Pendidikan Yang Unik
Kini AFCECO melayani hampir 600 anak-anak, dan telah membuka 11 panti asuhan - sembilan di Afghanistan dan dua di Pakistan.
Upaya Farid menarik simpati dari seluruh dunia, termasuk dari Presiden Amerika Serikat Barack Obama yang menyebut nama Farid dalam sebuah pidato mengenai kewirausahaan sosial pada tahun 2010. Farid juga pernah diganjar penghargaan Global Women Leaders Mentoring Award oleh Goldman Sachs dan majalah Fortune Magazine serta Vital Voices Global Leadership Award.

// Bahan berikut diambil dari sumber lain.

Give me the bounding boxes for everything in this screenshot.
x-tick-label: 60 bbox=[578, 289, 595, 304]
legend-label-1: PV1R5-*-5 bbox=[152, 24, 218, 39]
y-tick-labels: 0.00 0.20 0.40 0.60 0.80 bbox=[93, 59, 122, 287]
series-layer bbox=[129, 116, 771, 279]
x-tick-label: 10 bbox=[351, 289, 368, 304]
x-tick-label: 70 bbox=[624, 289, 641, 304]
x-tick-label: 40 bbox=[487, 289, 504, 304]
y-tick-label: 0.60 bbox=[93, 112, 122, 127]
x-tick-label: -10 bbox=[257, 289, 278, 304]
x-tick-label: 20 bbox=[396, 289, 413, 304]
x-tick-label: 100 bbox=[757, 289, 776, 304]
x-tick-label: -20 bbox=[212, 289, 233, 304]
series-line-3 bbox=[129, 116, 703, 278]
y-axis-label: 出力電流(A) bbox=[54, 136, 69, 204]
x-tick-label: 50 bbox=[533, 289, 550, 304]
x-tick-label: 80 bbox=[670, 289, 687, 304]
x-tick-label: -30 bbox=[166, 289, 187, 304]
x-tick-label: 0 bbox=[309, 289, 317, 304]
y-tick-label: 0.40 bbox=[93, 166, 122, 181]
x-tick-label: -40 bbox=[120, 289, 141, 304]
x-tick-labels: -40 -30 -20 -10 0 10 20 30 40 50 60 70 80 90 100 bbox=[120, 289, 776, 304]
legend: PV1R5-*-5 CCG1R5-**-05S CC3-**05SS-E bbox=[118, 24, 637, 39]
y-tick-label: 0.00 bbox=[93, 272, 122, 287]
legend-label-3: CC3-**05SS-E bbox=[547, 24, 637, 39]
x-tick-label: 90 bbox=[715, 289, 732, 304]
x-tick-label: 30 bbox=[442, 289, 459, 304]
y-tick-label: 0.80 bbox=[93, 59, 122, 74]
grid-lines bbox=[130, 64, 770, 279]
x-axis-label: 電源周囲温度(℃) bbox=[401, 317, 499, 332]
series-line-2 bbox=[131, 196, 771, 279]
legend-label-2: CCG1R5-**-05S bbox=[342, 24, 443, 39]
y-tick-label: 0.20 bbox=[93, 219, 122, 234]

Namun menjalankan seluruh panti asuhan bukanlah pekerjaan mudah. Farid mengaku organisasinya telah menghadapi banyak tantangan, terutama dalam memberi pendidikan bagi anak-anak perempuan.

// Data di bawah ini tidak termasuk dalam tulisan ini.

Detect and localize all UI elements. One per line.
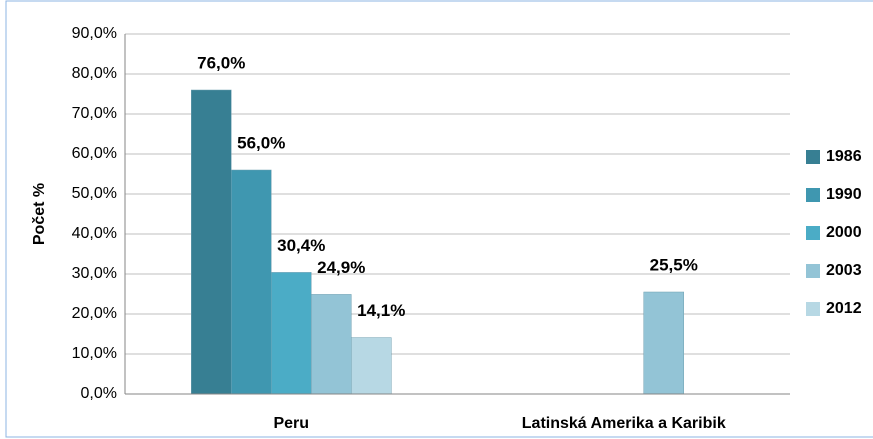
- data-label: 14,1%: [357, 301, 405, 320]
- data-label: 24,9%: [317, 258, 365, 277]
- y-tick-label: 90,0%: [72, 25, 117, 42]
- chart-border: [5, 0, 873, 438]
- legend-swatch: [806, 226, 820, 240]
- legend-label: 2003: [826, 262, 862, 279]
- y-tick-label: 70,0%: [72, 105, 117, 122]
- bar: [643, 291, 684, 395]
- y-tick-label: 60,0%: [72, 145, 117, 162]
- x-tick-label: Latinská Amerika a Karibik: [522, 415, 726, 432]
- y-axis-label: Počet %: [31, 183, 48, 245]
- y-tick-label: 10,0%: [72, 345, 117, 362]
- bar: [351, 337, 392, 395]
- legend-swatch: [806, 188, 820, 202]
- bar: [191, 89, 232, 395]
- data-label: 56,0%: [237, 133, 285, 152]
- y-tick-label: 80,0%: [72, 65, 117, 82]
- legend-label: 1990: [826, 186, 862, 203]
- legend-swatch: [806, 150, 820, 164]
- data-label: 30,4%: [277, 236, 325, 255]
- legend-swatch: [806, 302, 820, 316]
- y-tick-label: 0,0%: [81, 385, 117, 402]
- bar: [271, 272, 312, 395]
- y-tick-label: 30,0%: [72, 265, 117, 282]
- data-label: 25,5%: [650, 255, 698, 274]
- data-label: 76,0%: [197, 53, 245, 72]
- legend-swatch: [806, 264, 820, 278]
- y-tick-label: 40,0%: [72, 225, 117, 242]
- legend-label: 2012: [826, 300, 862, 317]
- y-tick-label: 20,0%: [72, 305, 117, 322]
- legend-label: 1986: [826, 148, 862, 165]
- legend-label: 2000: [826, 224, 862, 241]
- y-tick-label: 50,0%: [72, 185, 117, 202]
- bar: [311, 294, 352, 395]
- bar: [231, 169, 272, 395]
- x-tick-label: Peru: [273, 415, 309, 432]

"Dalam pemerintah Afghanistan terdapat sejumlah elemen yang tidak menghargai hak perempuan atau mendukung pendidikan bagi perempuan," ungkapnya. "Ini adalah tantangan besar karena kami kesulitan dalam 2 tahun terakhir untuk mengedukasi anak-anak perempuan, sekedar untuk memberikan kesempatan yang setara dengan anak lelaki."
Berjuang bagi Pendidikan Anak Perempuan
Sekolah yang menawarkan pendidikan bagi anak-anak perempuan selalu menjadi target pemberontak yang menentang pendidikan bagi perempuan. Menurut PBB, anak perempuan merupakan mayoritas dari 38 persen atau 4,2 juta anak usia sekolah yang tidak mendapatkan akses terhadap pendidikan di Afghanistan.
Namun Farid tetap bertekad untuk memperkaya hidup anak-anak yatim piatu dan memberi mereka alat yang dibutuhkan untuk membangun negara yang lebih baik.
"Saya ingin melihat insinyur-insinyur membangun masa depan Afghanistan, para dokter merawat warga Afghan, guru-guru yang sangat dibutuhkan warga Afghan, para bidan karena Afghanistan masih memiliki angka kematian tertinggi di dunia," pungkas Farid.